Thus, it is easy to run the two virtual environments at the same time. Just wrap your commands in ( and ).

Try this:

virtualenv -p /usr/bin/python3.5 p35-venv
virtualenv -p /usr/bin/python2.7 p27-venv

echo '
(source p27-venv/bin/activate; python --version; sleep 5) &
(source p35-venv/bin/activate; python --version; sleep 5) &
' > test.sh
chmod a+x test.sh

./test.sh

This will start new bash process (the brackets around the command will run the command in a new bash), then activate the first venv in it, output the active Python version and sleep for 5 seconds. This will be all run in the background and the test.sh script will continue to the second command before the first bracket finishes.
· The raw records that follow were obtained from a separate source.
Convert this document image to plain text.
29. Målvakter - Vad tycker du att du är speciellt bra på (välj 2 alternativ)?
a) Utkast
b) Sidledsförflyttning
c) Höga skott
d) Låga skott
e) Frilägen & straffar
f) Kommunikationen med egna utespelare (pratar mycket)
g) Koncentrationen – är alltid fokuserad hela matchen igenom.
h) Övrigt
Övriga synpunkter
The second bracket will start a second bash process, activate the second venv in it, output the Python version and also sleep for 5 seconds. Both new bash processes are run in the background in parallel, so you will see output from both of them before they finish the sleep command.

2 Comments

but the python2.7 virtualenv is already active in the system. while executing the command source p35-venv/bin/activate; python hello35.py is it going to exit the python2.7 virtualenv and activate the python3.5 virtualenv?
@Bidyut each virtualenv is only active within the brackets. moreover, the second command is started before the first one finishes and they still both succeed. edit: just add "import time; time.sleep(5)" to each file to see that they really run in parallel.